Investir et redynamiser
Parmi les nombreux défis européens la dépendance de l’Union européenne à des secteurs et ressources stratégiques essentiels à son économie. Face à cette situation, les organisations syndicales défendent une autre approche : investir dans l’industrie européenne et la redynamiser plutôt que délocaliser la production ou encourager le dumping social.
Sur scène, Gianni De Vlaminck – de la CG et la Fédération européenne des travailleurs du bâtiment et du bois – rappelle que les politiques de droite mettent les travailleurs en concurrence les uns avec les autres. La réponse de l’Union européenne ne peut pas être davantage de dérégulation.


Jean-Michel Hutsebaut – de la MWB et IndustriAll – met lui l’accent sur la richesse créée par les travailleurs. « Nous refusons qu’ils paient le prix de crises dont ils ne sont pas responsables. Nous voulons une Europe qui investit dans son industrie et qui protège ses emplois. »
La répartition des richesses et la paix
Les combats qui unissent les syndicats européens sont nombreux. Réduire la fiscalité sur le travail et faire contribuer davantage les grandes fortunes en fait partie.
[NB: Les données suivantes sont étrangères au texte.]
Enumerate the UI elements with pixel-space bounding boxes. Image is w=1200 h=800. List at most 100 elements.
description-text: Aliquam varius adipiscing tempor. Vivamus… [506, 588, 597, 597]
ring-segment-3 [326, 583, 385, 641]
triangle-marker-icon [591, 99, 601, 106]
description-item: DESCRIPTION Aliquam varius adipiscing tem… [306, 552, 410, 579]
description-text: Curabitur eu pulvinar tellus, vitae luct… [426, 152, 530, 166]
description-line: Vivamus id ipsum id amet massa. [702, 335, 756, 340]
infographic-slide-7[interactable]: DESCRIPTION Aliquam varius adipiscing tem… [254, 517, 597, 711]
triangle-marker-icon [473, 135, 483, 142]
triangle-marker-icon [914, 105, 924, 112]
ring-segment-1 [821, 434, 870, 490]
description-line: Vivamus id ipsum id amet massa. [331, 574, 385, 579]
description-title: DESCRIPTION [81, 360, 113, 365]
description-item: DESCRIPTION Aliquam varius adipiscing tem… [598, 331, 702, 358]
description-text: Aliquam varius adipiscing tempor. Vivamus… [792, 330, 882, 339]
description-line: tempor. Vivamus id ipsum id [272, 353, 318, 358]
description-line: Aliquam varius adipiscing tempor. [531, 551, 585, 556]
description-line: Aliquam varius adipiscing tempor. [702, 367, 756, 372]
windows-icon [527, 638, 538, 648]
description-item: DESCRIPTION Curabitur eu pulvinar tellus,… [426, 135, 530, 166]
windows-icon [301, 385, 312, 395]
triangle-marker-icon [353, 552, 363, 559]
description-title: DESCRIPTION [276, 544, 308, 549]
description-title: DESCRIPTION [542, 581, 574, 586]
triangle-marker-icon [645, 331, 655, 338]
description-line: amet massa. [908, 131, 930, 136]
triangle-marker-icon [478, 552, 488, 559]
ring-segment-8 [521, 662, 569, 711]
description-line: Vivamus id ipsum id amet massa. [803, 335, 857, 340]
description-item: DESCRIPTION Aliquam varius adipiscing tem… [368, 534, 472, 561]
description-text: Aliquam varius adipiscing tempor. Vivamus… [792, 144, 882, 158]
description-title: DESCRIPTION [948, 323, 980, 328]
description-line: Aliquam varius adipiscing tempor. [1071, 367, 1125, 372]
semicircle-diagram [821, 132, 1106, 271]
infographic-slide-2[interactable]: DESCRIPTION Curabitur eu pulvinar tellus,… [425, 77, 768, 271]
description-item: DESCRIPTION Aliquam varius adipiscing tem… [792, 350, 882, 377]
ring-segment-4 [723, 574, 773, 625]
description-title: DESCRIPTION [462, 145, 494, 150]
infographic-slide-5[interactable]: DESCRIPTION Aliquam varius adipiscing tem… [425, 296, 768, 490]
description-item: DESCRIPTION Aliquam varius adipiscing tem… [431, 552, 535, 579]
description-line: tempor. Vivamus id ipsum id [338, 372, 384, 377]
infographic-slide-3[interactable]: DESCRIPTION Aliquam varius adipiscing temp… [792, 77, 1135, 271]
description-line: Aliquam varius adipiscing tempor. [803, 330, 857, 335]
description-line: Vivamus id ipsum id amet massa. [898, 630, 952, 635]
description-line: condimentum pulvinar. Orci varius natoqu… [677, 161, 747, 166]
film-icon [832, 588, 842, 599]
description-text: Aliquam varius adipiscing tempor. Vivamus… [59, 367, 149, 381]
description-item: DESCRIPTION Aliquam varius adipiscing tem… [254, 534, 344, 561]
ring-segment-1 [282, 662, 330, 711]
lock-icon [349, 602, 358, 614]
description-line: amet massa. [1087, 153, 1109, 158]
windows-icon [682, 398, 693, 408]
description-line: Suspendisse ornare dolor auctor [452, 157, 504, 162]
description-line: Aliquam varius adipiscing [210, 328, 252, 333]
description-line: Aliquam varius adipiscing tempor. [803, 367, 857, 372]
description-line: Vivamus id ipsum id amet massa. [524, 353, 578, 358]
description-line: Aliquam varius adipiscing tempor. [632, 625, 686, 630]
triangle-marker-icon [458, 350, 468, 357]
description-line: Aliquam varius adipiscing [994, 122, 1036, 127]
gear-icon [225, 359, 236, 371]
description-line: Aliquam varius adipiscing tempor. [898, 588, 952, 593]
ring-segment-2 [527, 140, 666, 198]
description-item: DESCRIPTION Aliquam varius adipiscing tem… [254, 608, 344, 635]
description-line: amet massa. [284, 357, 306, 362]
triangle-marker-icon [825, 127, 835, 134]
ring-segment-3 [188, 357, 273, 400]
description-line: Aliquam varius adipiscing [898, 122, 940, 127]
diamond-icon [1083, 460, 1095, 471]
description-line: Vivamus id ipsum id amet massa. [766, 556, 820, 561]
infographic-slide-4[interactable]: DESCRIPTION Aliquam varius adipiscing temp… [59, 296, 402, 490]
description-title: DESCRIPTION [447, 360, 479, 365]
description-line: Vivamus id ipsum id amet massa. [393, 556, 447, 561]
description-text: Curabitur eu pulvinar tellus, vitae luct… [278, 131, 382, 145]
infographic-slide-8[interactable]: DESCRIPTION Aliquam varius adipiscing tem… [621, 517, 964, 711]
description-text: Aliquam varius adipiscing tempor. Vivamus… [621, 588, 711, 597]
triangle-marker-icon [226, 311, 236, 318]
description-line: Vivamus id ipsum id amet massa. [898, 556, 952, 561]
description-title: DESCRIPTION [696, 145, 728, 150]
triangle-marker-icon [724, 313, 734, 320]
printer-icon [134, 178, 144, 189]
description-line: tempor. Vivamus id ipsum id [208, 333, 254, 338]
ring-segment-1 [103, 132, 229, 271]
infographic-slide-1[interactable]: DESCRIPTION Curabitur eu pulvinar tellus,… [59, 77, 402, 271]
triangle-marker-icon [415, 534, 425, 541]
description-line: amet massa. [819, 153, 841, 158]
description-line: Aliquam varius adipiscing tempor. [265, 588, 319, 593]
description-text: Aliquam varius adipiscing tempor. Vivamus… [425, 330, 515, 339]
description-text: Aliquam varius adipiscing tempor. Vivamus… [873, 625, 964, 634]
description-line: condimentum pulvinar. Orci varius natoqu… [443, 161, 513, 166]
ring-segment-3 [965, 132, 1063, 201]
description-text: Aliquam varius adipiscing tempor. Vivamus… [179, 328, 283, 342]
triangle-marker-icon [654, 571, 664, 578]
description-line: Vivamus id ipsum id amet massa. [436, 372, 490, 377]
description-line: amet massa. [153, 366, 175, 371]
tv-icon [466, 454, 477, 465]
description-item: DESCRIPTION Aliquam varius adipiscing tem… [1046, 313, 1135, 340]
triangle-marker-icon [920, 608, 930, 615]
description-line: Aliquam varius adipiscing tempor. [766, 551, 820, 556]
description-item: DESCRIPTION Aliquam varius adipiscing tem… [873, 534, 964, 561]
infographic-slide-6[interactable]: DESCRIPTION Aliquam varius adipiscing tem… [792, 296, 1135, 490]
Autre combat essentiel : la paix. Le contexte international pousse aujourd’hui de nombreux gouvernements européens à augmenter fortement leurs dépenses militaires. Pour les syndicats, ces milliards devraient plutôt être investis aux politiques sociales et aux investissements nécessaires pour répondre aux besoins de la population. Ils prônent une Europe qui défende la paix, le multilatéralisme et le droit international.
L’unité
Le Président de la FGTB prend également la parole sur scène. Son message est celui de l’unité syndicale. Bert Engelaar entame d’ailleurs son discours en espagnol et est immédiatement acclamé par la foule. « L’histoire nous enseigne ce qui arrive lorsque les gens ne voient plus d’avenir. Lorsque nous ne leur offrons plus de perspectives. C’est la haine qui l’emporte. »
D’une voix déterminée, il invite les syndicats à s’organiser, se mobiliser. Aujourd’hui et dans les mois à venir. « Si nous ne le faisons pas, qui le fera ? » Et conclut son intervention par le slogan de la FGTB qui reste plus actuel que jamais : « Ensemble, nous sommes plus forts ! »

« L’histoire nous enseigne ce qui arrive lorsque les gens ne voient plus d’avenir. Lorsque nous ne leur offrons plus de perspectives. C’est la haine qui l’emporte. Alors organisons-nous, mobilisons-nous ! »
— Bert Engelaar, Président de la FGTB
Puis vient l’un des moments les plus émouvants du rassemblement. La chanteuse Marisa Valle Roso interprète « El pozo Maria Luisa », une chanson en hommage au travail et à la lutte des mineurs de charbon espagnols. Les dirigeants syndicaux se lèvent et chantent main dans la main.
Pendant quelques minutes, les discours laissent place à la fraternité. Dans une Europe traversée par les crises, les inégalités et la montée des nationalismes, cette image vaut à elle seule tous les discours.